Jim Kling

October 26, 2014

AUSTIN, Texas — In two studies of patients with moderate to severe chronic obstructive pulmonary disease (COPD), patients receiving the once-daily combination of umeclidinium and vilanterol (Anoro Ellipta, GlaxoSmithKline) scored higher on lung function tests than those receiving the twice-daily combination of fluticasone and salmeterol (Advair Diskus, GlaxoSmithKline).

"We wanted to see how some of the other combinations compare," James Donohue, MD, professor of medicine at the University of North Carolina School of Medicine in Chapel Hill, who presented the research here at CHEST 2014, told Medscape Medical News.

Both combinations are approved by the US Food and Drug Administration for maintenance therapy of COPD.

The once-daily combination consists of a long-acting muscarinic antagonist and a long-acting inhaled beta-2 agonist, and is the only such combination currently available in the United States.

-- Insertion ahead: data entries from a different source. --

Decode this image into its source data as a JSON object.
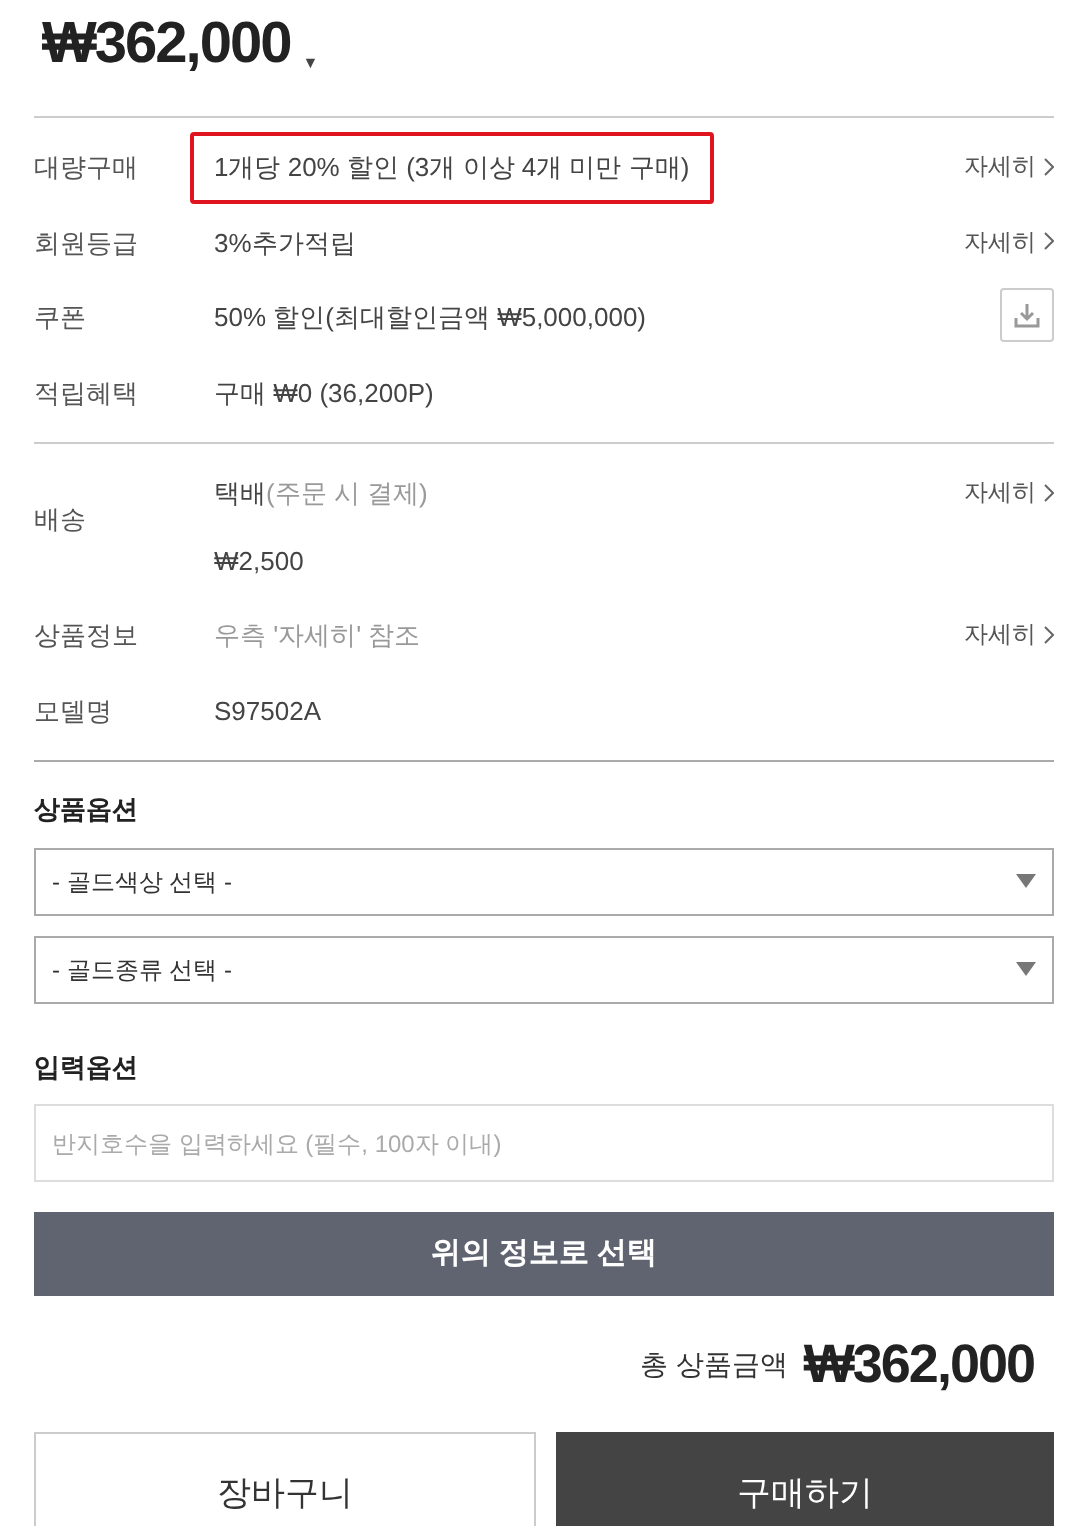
{
  "price": "₩362,000",
  "price_caret": "▼",
  "info_rows": [
    {
      "label": "대량구매",
      "kind": "text",
      "highlighted": true,
      "muted": false,
      "lines": [
        "1개당 20% 할인 (3개 이상 4개 미만 구매)"
      ],
      "detail": "자세히"
    },
    {
      "label": "회원등급",
      "kind": "text",
      "highlighted": false,
      "muted": false,
      "lines": [
        "3%추가적립"
      ],
      "detail": "자세히"
    },
    {
      "label": "쿠폰",
      "kind": "download",
      "highlighted": false,
      "muted": false,
      "lines": [
        "50% 할인(최대할인금액 ₩5,000,000)"
      ]
    },
    {
      "label": "적립혜택",
      "kind": "text",
      "highlighted": false,
      "muted": false,
      "lines": [
        "구매 ₩0 (36,200P)"
      ]
    }
  ],
  "info_rows_2": [
    {
      "label": "배송",
      "kind": "shipping",
      "highlighted": false,
      "muted": false,
      "method": "택배",
      "note": "(주문 시 결제)",
      "lines": [
        "₩2,500"
      ],
      "detail": "자세히"
    },
    {
      "label": "상품정보",
      "kind": "text",
      "highlighted": false,
      "muted": true,
      "lines": [
        "우측 '자세히' 참조"
      ],
      "detail": "자세히"
    },
    {
      "label": "모델명",
      "kind": "text",
      "highlighted": false,
      "muted": false,
      "lines": [
        "S97502A"
      ]
    }
  ],
  "product_options": {
    "title": "상품옵션",
    "selects": [
      "- 골드색상 선택 -",
      "- 골드종류 선택 -"
    ]
  },
  "input_options": {
    "title": "입력옵션",
    "placeholder": "반지호수을 입력하세요 (필수, 100자 이내)"
  },
  "select_button": "위의 정보로 선택",
  "total": {
    "label": "총 상품금액",
    "amount": "₩362,000"
  },
  "actions": [
    {
      "label": "장바구니",
      "kind": "secondary"
    },
    {
      "label": "구매하기",
      "kind": "primary"
    }
  ]
}
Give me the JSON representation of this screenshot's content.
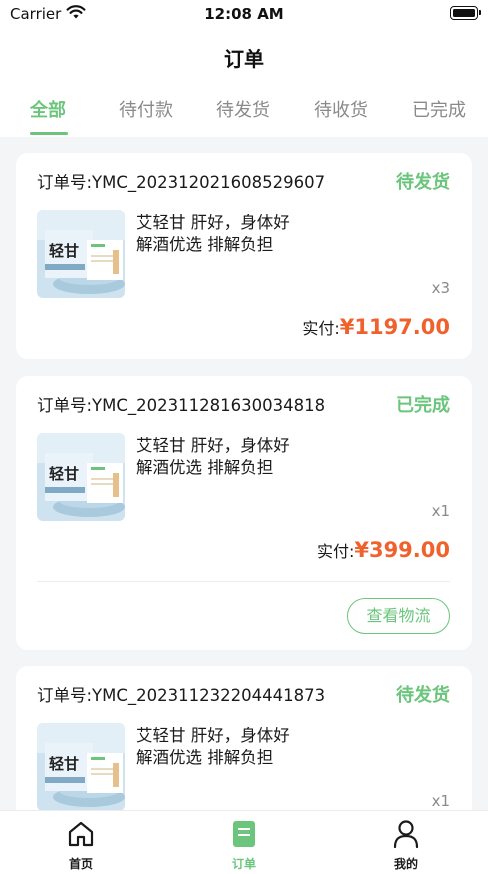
{
  "status_bar": {
    "carrier": "Carrier",
    "time": "12:08 AM"
  },
  "nav": {
    "title": "订单"
  },
  "tabs": [
    {
      "label": "全部",
      "active": true
    },
    {
      "label": "待付款",
      "active": false
    },
    {
      "label": "待发货",
      "active": false
    },
    {
      "label": "待收货",
      "active": false
    },
    {
      "label": "已完成",
      "active": false
    }
  ],
  "orders": [
    {
      "order_no": "订单号:YMC_20231202160852960 7",
      "status": "待发货",
      "product_name": "艾轻甘 肝好，身体好 解酒优选 排解负担",
      "thumb_text": "轻甘",
      "qty": "x3",
      "pay_label": "实付:",
      "price": "¥1197.00"
    },
    {
      "order_no": "订单号:YMC_20231128163003481 8",
      "status": "已完成",
      "product_name": "艾轻甘 肝好，身体好 解酒优选 排解负担",
      "thumb_text": "轻甘",
      "qty": "x1",
      "pay_label": "实付:",
      "price": "¥399.00",
      "action": "查看物流"
    },
    {
      "order_no": "订单号:YMC_20231123220444187 3",
      "status": "待发货",
      "product_name": "艾轻甘 肝好，身体好 解酒优选 排解负担",
      "thumb_text": "轻甘",
      "qty": "x1"
    }
  ],
  "tabbar": [
    {
      "label": "首页",
      "icon": "home-icon"
    },
    {
      "label": "订单",
      "icon": "order-icon",
      "active": true
    },
    {
      "label": "我的",
      "icon": "profile-icon"
    }
  ],
  "colors": {
    "accent": "#6cc57c",
    "price": "#f0622d"
  }
}
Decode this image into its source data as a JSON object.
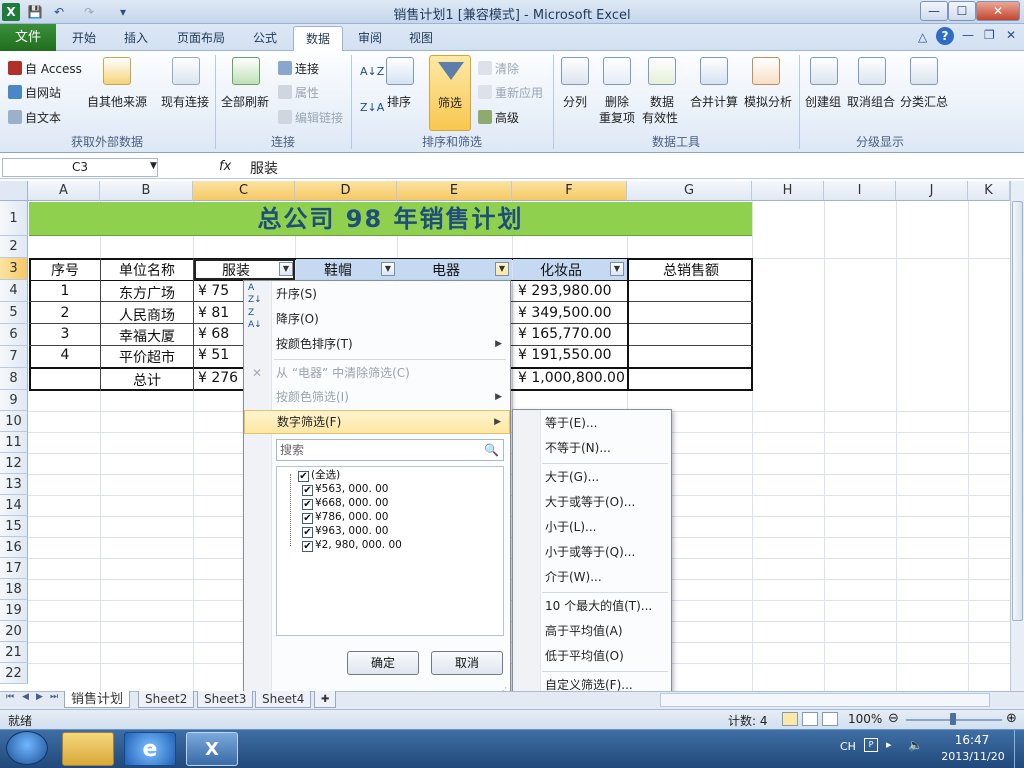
{
  "window": {
    "title": "销售计划1  [兼容模式]  -  Microsoft Excel",
    "min": "—",
    "max": "☐",
    "close": "✕",
    "doc_min": "—",
    "doc_restore": "❐",
    "doc_close": "✕"
  },
  "tabs": [
    "开始",
    "插入",
    "页面布局",
    "公式",
    "数据",
    "审阅",
    "视图"
  ],
  "file_tab": "文件",
  "ribbon": {
    "get_external": {
      "access": "自 Access",
      "web": "自网站",
      "text": "自文本",
      "other": "自其他来源",
      "existing": "现有连接",
      "label": "获取外部数据"
    },
    "connections": {
      "refresh_all": "全部刷新",
      "connections": "连接",
      "properties": "属性",
      "edit_links": "编辑链接",
      "label": "连接"
    },
    "sort_filter": {
      "sort": "排序",
      "filter": "筛选",
      "clear": "清除",
      "reapply": "重新应用",
      "advanced": "高级",
      "label": "排序和筛选"
    },
    "data_tools": {
      "text_to_columns": "分列",
      "remove_dup_1": "删除",
      "remove_dup_2": "重复项",
      "validation_1": "数据",
      "validation_2": "有效性",
      "consolidate": "合并计算",
      "whatif": "模拟分析",
      "label": "数据工具"
    },
    "outline": {
      "group": "创建组",
      "ungroup": "取消组合",
      "subtotal": "分类汇总",
      "label": "分级显示"
    }
  },
  "formula_bar": {
    "name_box": "C3",
    "fx": "fx",
    "content": "服装"
  },
  "columns": [
    "A",
    "B",
    "C",
    "D",
    "E",
    "F",
    "G",
    "H",
    "I",
    "J",
    "K"
  ],
  "rows": [
    "1",
    "2",
    "3",
    "4",
    "5",
    "6",
    "7",
    "8",
    "9",
    "10",
    "11",
    "12",
    "13",
    "14",
    "15",
    "16",
    "17",
    "18",
    "19",
    "20",
    "21",
    "22"
  ],
  "sheet": {
    "banner": "总公司 98 年销售计划",
    "headers": [
      "序号",
      "单位名称",
      "服装",
      "鞋帽",
      "电器",
      "化妆品",
      "总销售额"
    ],
    "data": [
      {
        "a": "1",
        "b": "东方广场",
        "c": "¥   75",
        "f": "¥      293,980.00"
      },
      {
        "a": "2",
        "b": "人民商场",
        "c": "¥   81",
        "f": "¥      349,500.00"
      },
      {
        "a": "3",
        "b": "幸福大厦",
        "c": "¥   68",
        "f": "¥      165,770.00"
      },
      {
        "a": "4",
        "b": "平价超市",
        "c": "¥   51",
        "f": "¥      191,550.00"
      }
    ],
    "total": {
      "b": "总计",
      "c": "¥ 276",
      "f": "¥   1,000,800.00"
    }
  },
  "filter_menu": {
    "sort_asc": "升序(S)",
    "sort_desc": "降序(O)",
    "sort_color": "按颜色排序(T)",
    "clear_filter": "从 “电器” 中清除筛选(C)",
    "filter_color": "按颜色筛选(I)",
    "number_filter": "数字筛选(F)",
    "search_placeholder": "搜索",
    "items": [
      "(全选)",
      "¥563, 000. 00",
      "¥668, 000. 00",
      "¥786, 000. 00",
      "¥963, 000. 00",
      "¥2, 980, 000. 00"
    ],
    "ok": "确定",
    "cancel": "取消"
  },
  "number_filter_submenu": [
    "等于(E)...",
    "不等于(N)...",
    "大于(G)...",
    "大于或等于(O)...",
    "小于(L)...",
    "小于或等于(Q)...",
    "介于(W)...",
    "10 个最大的值(T)...",
    "高于平均值(A)",
    "低于平均值(O)",
    "自定义筛选(F)..."
  ],
  "sheet_tabs": [
    "销售计划",
    "Sheet2",
    "Sheet3",
    "Sheet4"
  ],
  "status": {
    "ready": "就绪",
    "count": "计数: 4",
    "zoom": "100%"
  },
  "taskbar": {
    "lang": "CH",
    "time": "16:47",
    "date": "2013/11/20"
  },
  "colors": {
    "banner": "#8fd14f",
    "banner_text": "#1e4e79",
    "file_tab": "#2b7d2b",
    "highlight": "#fde7a4"
  },
  "icons": [
    "excel-icon",
    "save-icon",
    "undo-icon",
    "redo-icon",
    "filter-funnel-icon",
    "search-icon",
    "checkbox-icon",
    "windows-start-icon",
    "explorer-icon",
    "ie-icon",
    "excel-taskbar-icon"
  ]
}
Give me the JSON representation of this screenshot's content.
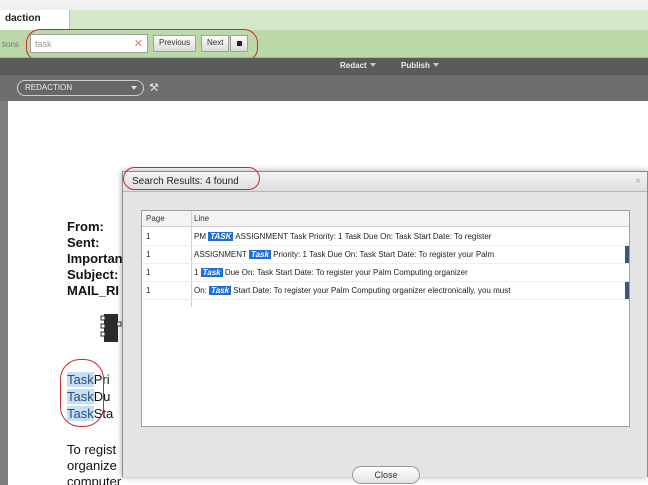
{
  "tab": {
    "label": "daction"
  },
  "findbar": {
    "cut_label": "tions",
    "query": "task",
    "previous_label": "Previous",
    "next_label": "Next"
  },
  "menus": {
    "redact": "Redact",
    "publish": "Publish"
  },
  "docbar": {
    "mode_value": "REDACTION"
  },
  "document": {
    "header_labels": [
      "From:",
      "Sent:",
      "Importan",
      "Subject:",
      "MAIL_RI"
    ],
    "task_lines": [
      {
        "word": "Task",
        "rest": "Pri"
      },
      {
        "word": "Task",
        "rest": "Du"
      },
      {
        "word": "Task",
        "rest": "Sta"
      }
    ],
    "body_lines": [
      "To regist",
      "organize",
      "computer"
    ]
  },
  "dialog": {
    "title": "Search Results: 4 found",
    "close_glyph": "×",
    "columns": {
      "page": "Page",
      "line": "Line"
    },
    "rows": [
      {
        "page": "1",
        "before": "PM ",
        "keyword": "TASK",
        "after": " ASSIGNMENT Task Priority: 1 Task Due On: Task Start Date: To register"
      },
      {
        "page": "1",
        "before": "ASSIGNMENT ",
        "keyword": "Task",
        "after": " Priority: 1 Task Due On: Task Start Date: To register your Palm"
      },
      {
        "page": "1",
        "before": "1 ",
        "keyword": "Task",
        "after": " Due On: Task Start Date: To register your Palm Computing organizer"
      },
      {
        "page": "1",
        "before": "On: ",
        "keyword": "Task",
        "after": " Start Date: To register your Palm Computing organizer electronically, you must"
      }
    ],
    "close_button": "Close"
  },
  "colors": {
    "findbar_bg": "#bdd8a8",
    "annotation_ring": "#cc2a22",
    "keyword_highlight": "#1f6fd6",
    "doc_highlight": "#c8def4"
  },
  "icons": {
    "clear": "close-icon",
    "stop": "stop-icon",
    "tool": "wrench-icon",
    "dialog_close": "close-icon"
  }
}
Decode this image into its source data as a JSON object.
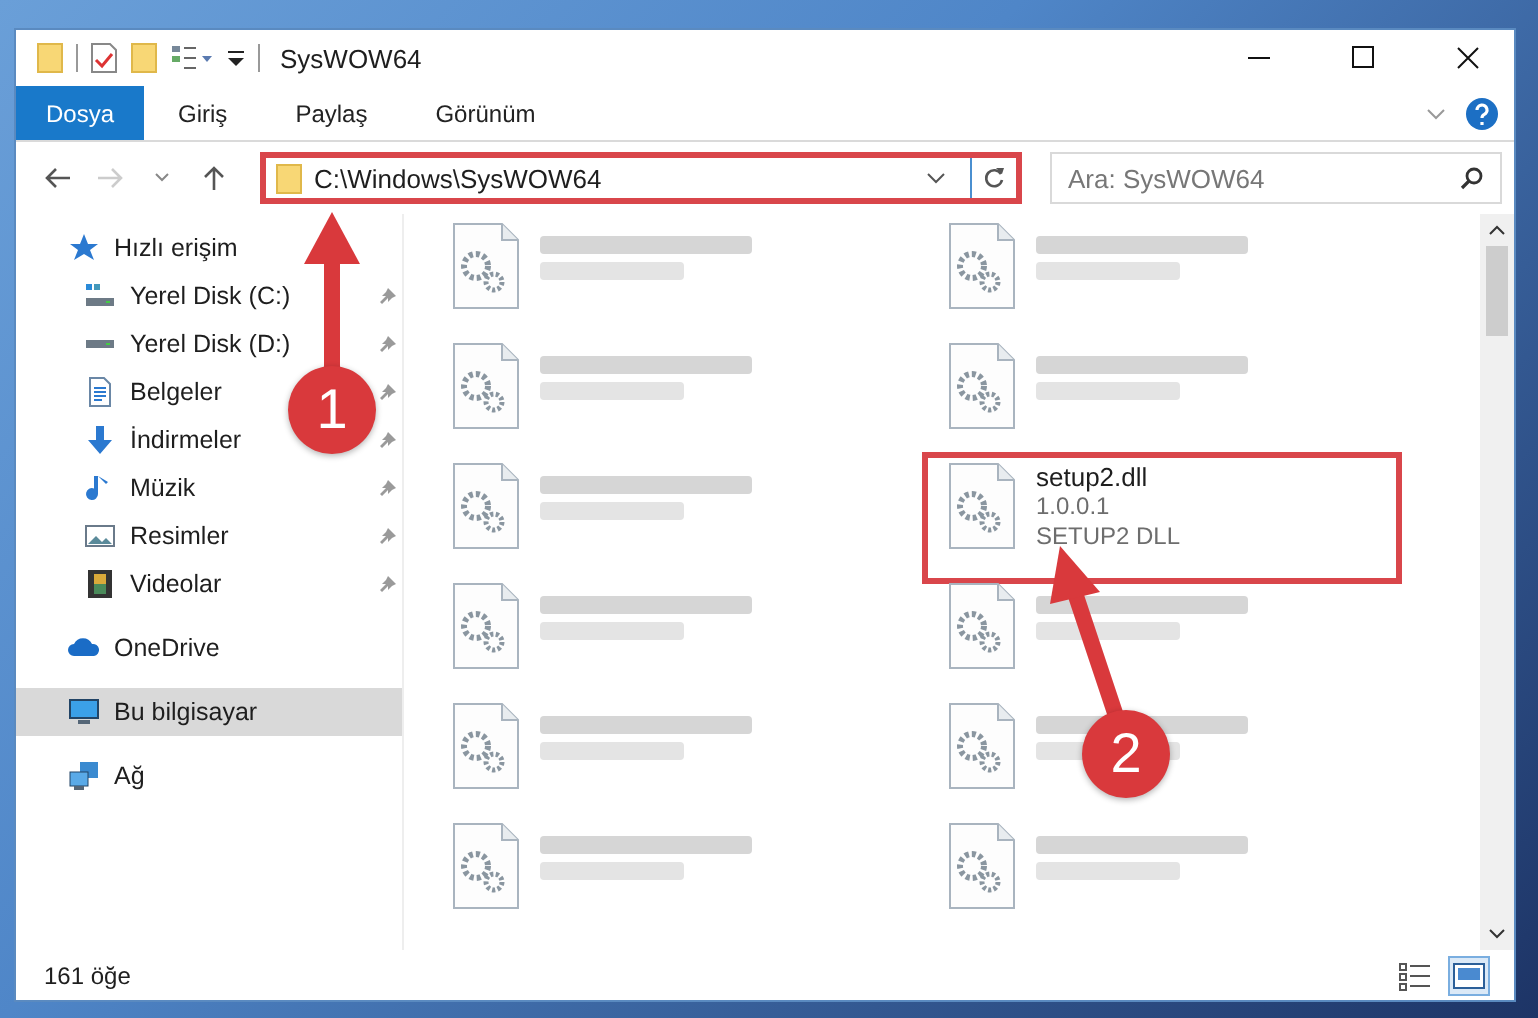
{
  "window": {
    "title": "SysWOW64"
  },
  "ribbon_tabs": [
    {
      "label": "Dosya",
      "selected": true
    },
    {
      "label": "Giriş",
      "selected": false
    },
    {
      "label": "Paylaş",
      "selected": false
    },
    {
      "label": "Görünüm",
      "selected": false
    }
  ],
  "navigation": {
    "back_disabled": false,
    "forward_disabled": true
  },
  "address_bar": {
    "value": "C:\\Windows\\SysWOW64",
    "highlighted": true
  },
  "search": {
    "placeholder": "Ara: SysWOW64"
  },
  "sidebar": {
    "items": [
      {
        "label": "Hızlı erişim",
        "kind": "star",
        "selected": false,
        "children": [
          {
            "label": "Yerel Disk (C:)",
            "kind": "drive-c",
            "pinned": true
          },
          {
            "label": "Yerel Disk (D:)",
            "kind": "drive",
            "pinned": true
          },
          {
            "label": "Belgeler",
            "kind": "documents",
            "pinned": true
          },
          {
            "label": "İndirmeler",
            "kind": "downloads",
            "pinned": true
          },
          {
            "label": "Müzik",
            "kind": "music",
            "pinned": true
          },
          {
            "label": "Resimler",
            "kind": "pictures",
            "pinned": true
          },
          {
            "label": "Videolar",
            "kind": "videos",
            "pinned": true
          }
        ]
      },
      {
        "label": "OneDrive",
        "kind": "cloud",
        "selected": false
      },
      {
        "label": "Bu bilgisayar",
        "kind": "computer",
        "selected": true
      },
      {
        "label": "Ağ",
        "kind": "network",
        "selected": false
      }
    ]
  },
  "files": [
    {
      "kind": "blurred"
    },
    {
      "kind": "blurred"
    },
    {
      "kind": "blurred"
    },
    {
      "kind": "blurred"
    },
    {
      "kind": "blurred"
    },
    {
      "kind": "file",
      "name": "setup2.dll",
      "details": [
        "1.0.0.1",
        "SETUP2 DLL"
      ],
      "highlighted": true
    },
    {
      "kind": "blurred"
    },
    {
      "kind": "blurred"
    },
    {
      "kind": "blurred"
    },
    {
      "kind": "blurred"
    },
    {
      "kind": "blurred"
    },
    {
      "kind": "blurred"
    }
  ],
  "status_bar": {
    "count": "161 öğe",
    "views": [
      {
        "kind": "details",
        "selected": false
      },
      {
        "kind": "tiles",
        "selected": true
      }
    ]
  },
  "annotations": [
    {
      "label": "1"
    },
    {
      "label": "2"
    }
  ]
}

The combination of indacaterol and glycopyrronium bromide (Ultibro Breezhaler, Vectura Group PLC) has been approved in Europe, and other combinations are on the way in the United States.

Because combinations of muscarinic antagonists and inhaled beta-2 agonists are new, it is important to determine which patients are most likely to benefit from them. "Physicians don't know how to use them. We're trying to put them in their place, to determine what patients would benefit most," said Dr Donohue. There has also been some concern that the fluticasone and salmeterol can increase the risk for pneumonia.

The researchers conducted two 12-week trials of patients with a forced expiratory volume in 1 second (FEV₁) after salbutamol therapy of 30% to 70% of predicted values.

All patients were at least 40 years of age, had moderate to severe COPD, and had a dyspnea score above 2 on the modified Medical Research Council scale. Patients were excluded if they had at least one documented exacerbation that required oral corticosteroids, antibiotics, or hospitalization in the previous year.

In both studies, patients were randomly assigned to once-daily umeclidinium 62.5 μg and vilanterol 25.0 μg delivered with the Ellipta inhaler or to twice-daily fluticasone 250.0 µg salmeterol 50.0 µg delivered with the Diskus inhaler.

On day 84, improvement in FEV₁ was greater with the umeclidinium and vilanterol combination than with the fluticasone and salmeterol combination.

On day 85, the improvement in trough FEV₁ was also better with the umeclidinium and vilanterol combination.

Table. Improvement With the Umeclidinium and Vilanterol Combination

Improvement Study 930, mL (n = 706) Study 951, mL (n = 697) P Value
FEV1 74 101 <.001
Trough FEV1 82 98 <.001


There was one death in the fluticasone and salmeterol group in study 930, but it reportedly was not related to the drug. In study 951, there were two deaths in the umeclidinium and vilanterol group and three in the fluticasone and salmeterol group, one of which was from pneumonia and was drug-related.

"At the end of the day, the weighted mean of FEV₁ was greater by a substantial amount in the umeclidinium and vilanterol group," said Dr Donohue. "There was also a greater effect on FEV₁ trough in both studies. As far as quality of life and dyspnea, both combinations were very close. Both had good effect, but there was no significant difference. It's a little surprising because I would have thought patients would have perceived the differences in FEV₁."

He said, "This could be positioned for first-line therapy for patients with a lot of symptoms, pretty good lung function, and no exacerbations. I wouldn't use this in people with frequent exacerbations."

The data are compelling, and the umeclidinium and vilanterol combination is promising, said Samiran Patel, MD, a pulmonologist in the Saint Luke's Health System in Kansas City, Missouri, and critical care director at the system's Overland Park Hospital, who attended the session. The fact that the combination is taken once daily could increase compliance.

He expressed concern, however, over the short length of the trial. Depending on the time of year that the trial was run, there could have been weather effects. "Winter weather is harder on COPD patients, especially in North America," he explained.

Dr Patel does not expect to change his practice on the basis of the results. Instead, he will wait until more safety data have accumulated. He is also concerned about cost, because the newer medication is likely to have a higher price tag and might not be covered by insurance. "I have to be a patient advocate in terms of cost, and the way the healthcare reforms are now, they require that this is consciously considered in our decision making," he said.

Dr Patel has disclosed no relevant financial relationships. Dr Donohue has received consultant fees, speaker bureau fees, or advisory committee fees from Almirall, AstraZeneca, Boehringer Ingelheim, Dey, Elevation Pharmaceuticals, Forest Laboratories, GlaxoSmithKline, Novartis, Pearl Pharmaceuticals, Pfizer, and Sunovion; and has served as a member of Drug Safety Monitoring Boards for the National Institutes of Health, Novartis, Otsuda, Pearl, and Teva.

CHEST 2014: American College of Chest Physicians Meeting: Abstract 1991492. Presented October 26, 2014.